Marcelo B Labruna, Maria Ogrzewalska, Thiago F Martins, Adriano Pinter, Maurício C Horta
Journal of Medical Entomology 2008, 45 (6): 1156-9
The current study compared the susceptibility of larval stages of Amblyomma cajennense (F.), Amblyomma aureolatum (Pallas), and Rhipicephalus sanguineus (Latreille) to infection by a Brazilian strain of Rickettsia rickettsii. Guinea pigs experimentally infected by R. rickettsii were simultaneously infested by larvae of the three tick species. Recovered engorged larvae were allowed to molt to nymphs and held in an incubator at 23 degrees C and 85-90% RH. Subsequent flat nymphs were tested for rickettsial infection by polymerase chain reaction (PCR). Concomitant infestations with sibling ticks on noninfected guinea pigs (control) were done. While 10-60% of the A. cajennense nymphs were shown to be infected by R. rickettsii, both A. aureolatum and R. sanguineus were highly susceptible to R. rickettsii, since 80-100% of their nymphs were shown to be infected in the corresponding trials. Most of the engorged larvae (approximately 70-95%), regardless of being infected or not, successfully molted to nymphs. Mortality rates for engorged larvae tended to be statistically similar (P > 0.05) for ticks recovered from R. rickettsii-infected and noninfected guinea pigs, within each tick species.

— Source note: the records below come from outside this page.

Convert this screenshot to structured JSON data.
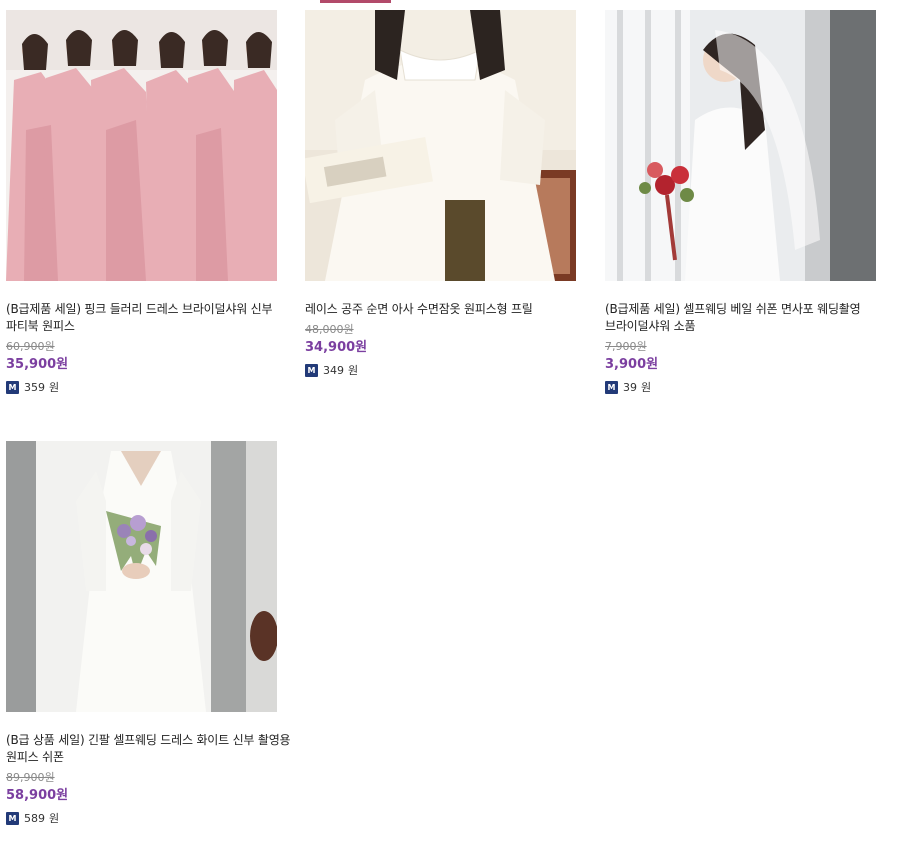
{
  "products": [
    {
      "title": "(B급제품 세일) 핑크 들러리 드레스 브라이덜샤워 신부 파티북 원피스",
      "original_price": "60,900원",
      "price": "35,900원",
      "points": "359",
      "points_unit": "원",
      "badge": "M"
    },
    {
      "title": "레이스 공주 순면 아사 수면잠옷 원피스형 프릴",
      "original_price": "48,000원",
      "price": "34,900원",
      "points": "349",
      "points_unit": "원",
      "badge": "M"
    },
    {
      "title": "(B급제품 세일) 셀프웨딩 베일 쉬폰 면사포 웨딩촬영 브라이덜샤워 소품",
      "original_price": "7,900원",
      "price": "3,900원",
      "points": "39",
      "points_unit": "원",
      "badge": "M"
    },
    {
      "title": "(B급 상품 세일) 긴팔 셀프웨딩 드레스 화이트 신부 촬영용 원피스 쉬폰",
      "original_price": "89,900원",
      "price": "58,900원",
      "points": "589",
      "points_unit": "원",
      "badge": "M"
    }
  ],
  "colors": {
    "price": "#7b3fa0",
    "badge": "#223a78",
    "accent_bar": "#b24a6a"
  }
}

The only exceptions were the significantly higher mortalities (P < 0.05) for engorged A. cajennense larvae recovered from two infected guinea pigs. Therefore, A. cajennense was less susceptible to R. rickettsii infection than A. aureolatum and R. sanguineus, while feeding on rickettsemic guinea pigs. These two later species were similarly highly susceptible.